Moving mass over a viscoelastic system: asymptotic behaviours and insights into nonlinear dynamics

Moving masses are of interest in many applications of structural dynamics, soliciting in the last decades a vast debate in the scientific literature. However, despite the attention devoted to the subject, to the best of the authors’ knowledge, there is a lack of analysis about the fate of a movable mass when it rolls or slips with friction on a structure. With the aim of elucidating the dynamics of the simplest paradigm of this system and to investigate its asymptotic response, we make reference to a two-degree-of-freedom model made of an elastically vibrating carriage surmounted by a spherical mass, facing the problem both theoretically and experimentally.
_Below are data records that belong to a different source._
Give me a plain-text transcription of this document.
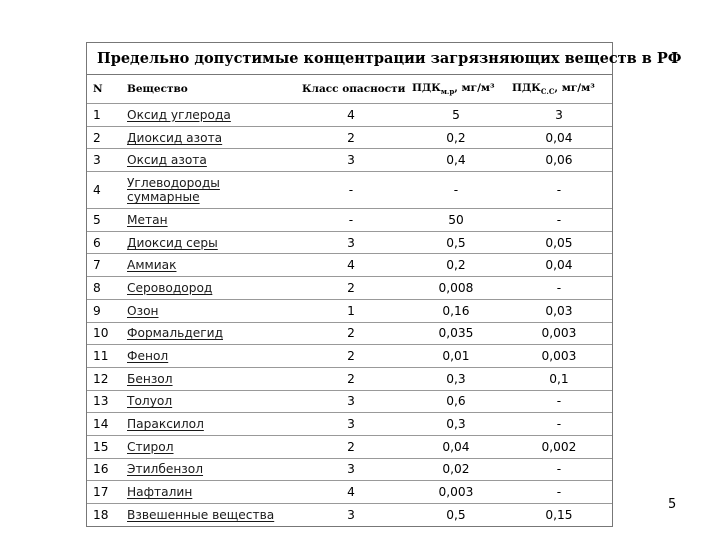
Предельно допустимые концентрации загрязняющих веществ в РФ
N	Вещество	Класс опасности	$ПДК_{м.р}$, мг/м³	$ПДК_{С.С}$, мг/м³
1	Оксид углерода	4	5	3
2	Диоксид азота	2	0,2	0,04
3	Оксид азота	3	0,4	0,06
4	Углеводороды суммарные	-	-	-
5	Метан	-	50	-
6	Диоксид серы	3	0,5	0,05
7	Аммиак	4	0,2	0,04
8	Сероводород	2	0,008	-
9	Озон	1	0,16	0,03
10	Формальдегид	2	0,035	0,003
11	Фенол	2	0,01	0,003
12	Бензол	2	0,3	0,1
13	Толуол	3	0,6	-
14	Параксилол	3	0,3	-
15	Стирол	2	0,04	0,002
16	Этилбензол	3	0,02	-
17	Нафталин	4	0,003	-
18	Взвешенные вещества	3	0,5	0,15
5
In case of linear systems, the analytical solutions and the laboratory tests performed on ad hoc constructed prototypes highlighted a counterintuitive asymptotic dynamics, here called binary: in the absence of friction at the interface of the bodies’ system, the mass holds its initial position or, if nonzero damping acts, at the end of the motion it is in a position that exactly recovers the initial relative distance carriage–sphere. While the first result might be somewhat obvious, the second appears rather surprising. Such a binary behaviour is also confirmed for a Duffing-like system, equipped with cubic springs, while it can be lost when non-smooth friction phenomena occur, as well as in the case of elastic springs restraining the motion of the sphere. The obtained analytical results and the numerical findings, also confirmed by experimental evidences, contribute to the basic understanding of the role played by the damping parameters governing the systems’ dynamics with respect to its asymptotic behaviour and could pave the way for designing active or passive vibration controllers of interest in engineering.